Valley of Trouble was a new scenario for the gold demo that depicted an American assault through a fortified valley.

==Reception==
===Sales===
According to Moylan, Combat Mission was a hit for Big Time Software, and accrued "good sales" in its first two months. Its simultaneous launch for Mac OS brought a 20% increase in purchases. The game's initial print run was intended to last for one year, but unexpectedly high demand exhausted Big Time's supplies by June 26, following the game's release on May 31. Moylan wrote that the team "drastically underestimated" the game's sales potential, which left them unprepared for and "overwhelmed" by its popularity. The second run was put up for sale on June 29.

Writer T. Liam McDonald highlighted Combat Missions online distribution model as an element of its success, since word of mouth would allow its audience to grow indefinitely, while wargames sold at brick and mortar retailers had limited shelf lives. By February 2001, the lack of publisher and retailer fees allowed Big Time's revenues on the game to equal roughly "200,000 to 250,000 sales in retail", according to Moylan. A writer for Computer Gaming World considered this proof "that a developer can sell its games exclusively over the Internet and make money", after the relative failure of Sid Meier's Antietam! to break into this market. McDonald similarly called Battlefront.com and Combat Mission positive signs for the future of computer wargames, after mainstream publishers had lost interest in the genre. However, GameSpot proceeded to nominate Combat Mission for its 2000 "Best Game No One Played" award. The website's editors wrote, "[A]lthough sales have exceeded the publisher's initial expectations, they are much lower than typical retail releases."

===Critical reviews===

Combat Mission received "favorable" reviews according to the review aggregation website GameRankings; McDonald noted in 2000 that it received "the most positive reviews of any wargame in recent memory". GameSpot named it an "Editor's Choice" and noted that "It's sure to appeal to anyone interested in serious military simulations, but even those just looking for a good World War II computer game should find that it has a lot to offer."

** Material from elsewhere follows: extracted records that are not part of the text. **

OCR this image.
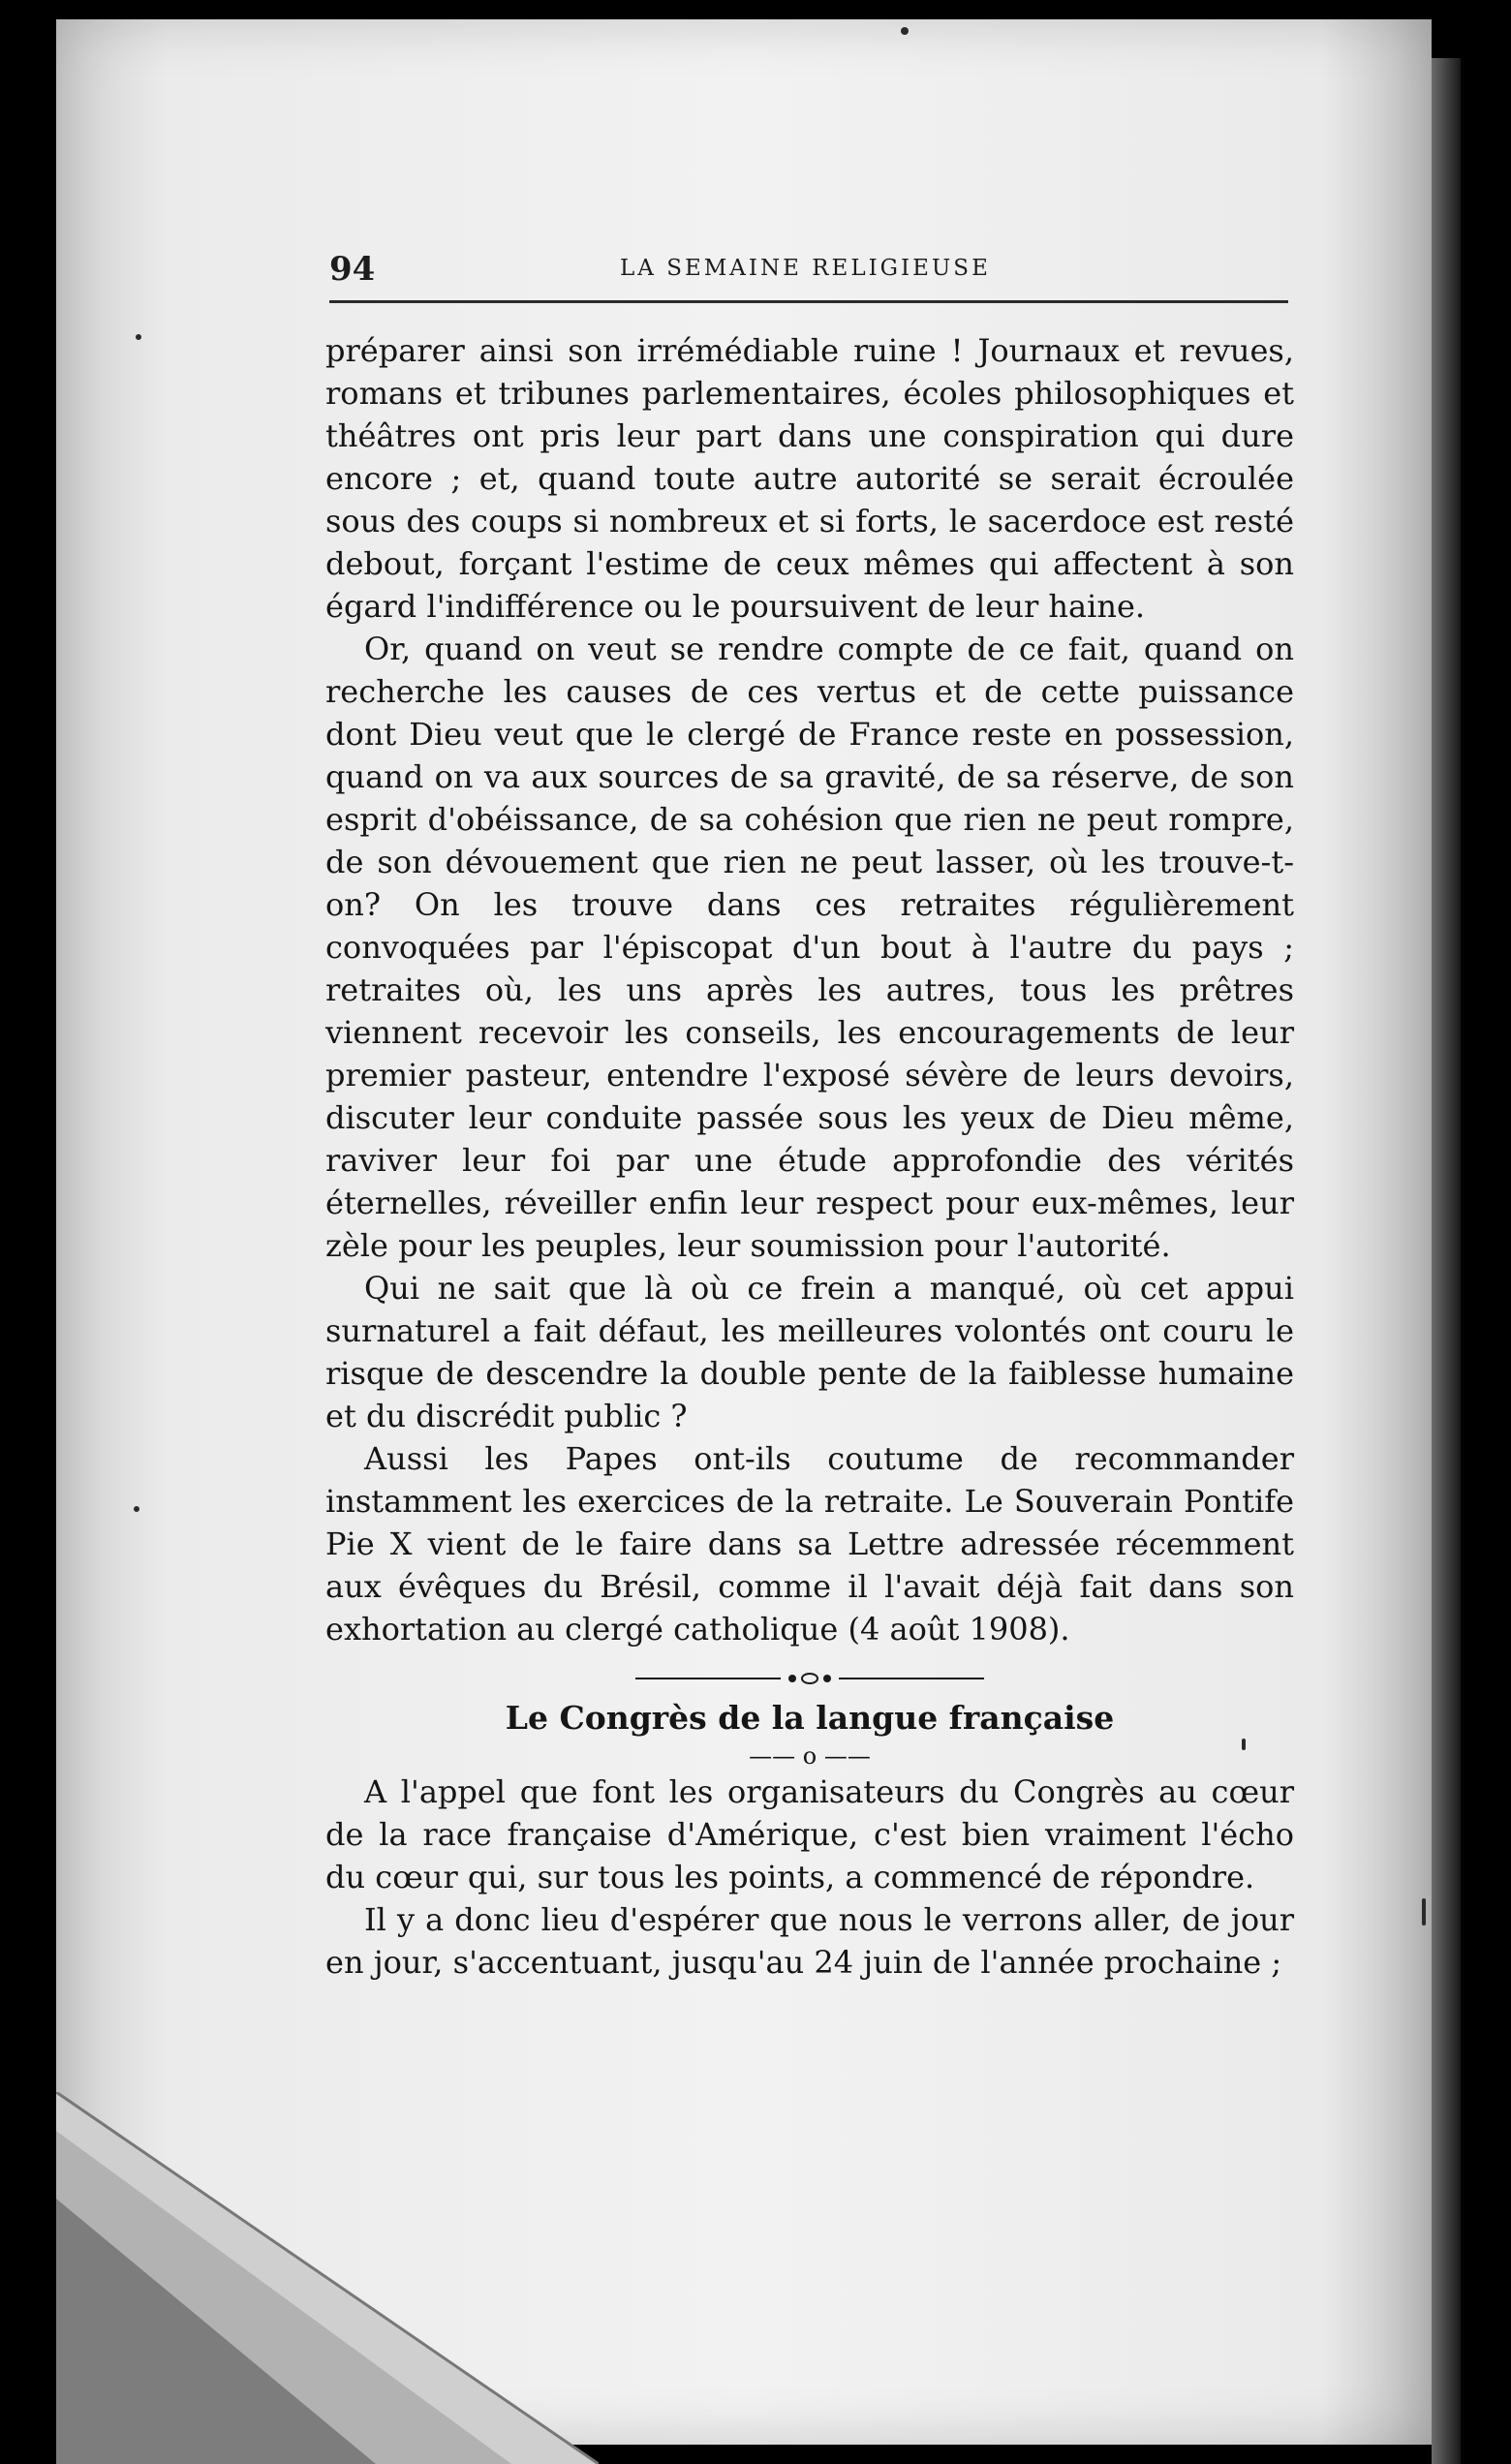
94	LA SEMAINE RELIGIEUSE

préparer ainsi son irrémédiable ruine ! Journaux et revues, romans et tribunes parlementaires, écoles philosophiques et théâtres ont pris leur part dans une conspiration qui dure encore ; et, quand toute autre autorité se serait écroulée sous des coups si nombreux et si forts, le sacerdoce est resté debout, forçant l'estime de ceux mêmes qui affectent à son égard l'indifférence ou le poursuivent de leur haine.

Or, quand on veut se rendre compte de ce fait, quand on recherche les causes de ces vertus et de cette puissance dont Dieu veut que le clergé de France reste en possession, quand on va aux sources de sa gravité, de sa réserve, de son esprit d'obéissance, de sa cohésion que rien ne peut rompre, de son dévouement que rien ne peut lasser, où les trouve-t-on? On les trouve dans ces retraites régulièrement convoquées par l'épiscopat d'un bout à l'autre du pays ; retraites où, les uns après les autres, tous les prêtres viennent recevoir les conseils, les encouragements de leur premier pasteur, entendre l'exposé sévère de leurs devoirs, discuter leur conduite passée sous les yeux de Dieu même, raviver leur foi par une étude approfondie des vérités éternelles, réveiller enfin leur respect pour eux-mêmes, leur zèle pour les peuples, leur soumission pour l'autorité.

Qui ne sait que là où ce frein a manqué, où cet appui surnaturel a fait défaut, les meilleures volontés ont couru le risque de descendre la double pente de la faiblesse humaine et du discrédit public ?

Aussi les Papes ont-ils coutume de recommander instamment les exercices de la retraite. Le Souverain Pontife Pie X vient de le faire dans sa Lettre adressée récemment aux évêques du Brésil, comme il l'avait déjà fait dans son exhortation au clergé catholique (4 août 1908).

Le Congrès de la langue française

—— o ——

A l'appel que font les organisateurs du Congrès au cœur de la race française d'Amérique, c'est bien vraiment l'écho du cœur qui, sur tous les points, a commencé de répondre.

Il y a donc lieu d'espérer que nous le verrons aller, de jour en jour, s'accentuant, jusqu'au 24 juin de l'année prochaine ;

The editors of Computer Gaming World named Combat Mission the best wargame of 2000. They argued that the game "altered the basic idea of what a wargame can be", and revolutionized wargames "the way Doom changed first-person shooters." PC Gamer US named it the best turn-based strategy game of 2000, The Electric Playground named it 2000's "Best Independent PC Game" and the editors of Computer Games Magazine nominated it for their 2000 "Wargame of the Year" award. Combat Mission was also a nominee for GameSpots "Strategy Game of the Year" and Electric Playgrounds "Best Strategy Game for PC" awards, which went to Shogun: Total War and Sacrifice, respectively. The Academy of Interactive Arts & Sciences nominated Combat Mission: Beyond Overlord for the "Computer Innovation" category at the 4th Annual Interactive Achievement Awards.

Aggregate score
| Aggregator | Score |
|---|---|
| GameRankings | 88% |

Review scores
| Publication | Score |
|---|---|
| Computer Gaming World | 5 out of 5 |
| GameSpot | 9.1 out of 10 |
| GameZone | 7.5 out of 10 |
| IGN | 9 out of 10 |
| PC Gamer (US) | 91% |
| PC Zone | 75% |
| Computer Games Strategy Plus | 5 out of 5 |
| Electric Playground | 9 out of 10 |

Awards
| Publication | Award |
|---|---|
| Computer Gaming World | Wargame of 2000 |
| PC Gamer US | Best Turn-Based Strategy |
| Computer Games Magazine | Wargame of the Year (nominee) |
| GameSpot | Strategy Game of the Year (nominee) |
| Electric Playground | Best Strategy Game for PC (nominee) |

==Legacy==
In 2010, the editors of PC Gamer US named Combat Mission the 53rd best computer game ever, and wrote, "Before CMBO, PC wargames were dusty, hexagon-littered creatures. Battlefront's dramatic 3D depiction changed all that." In 2011, Atomic magazine included the game on their list of best historical strategy games.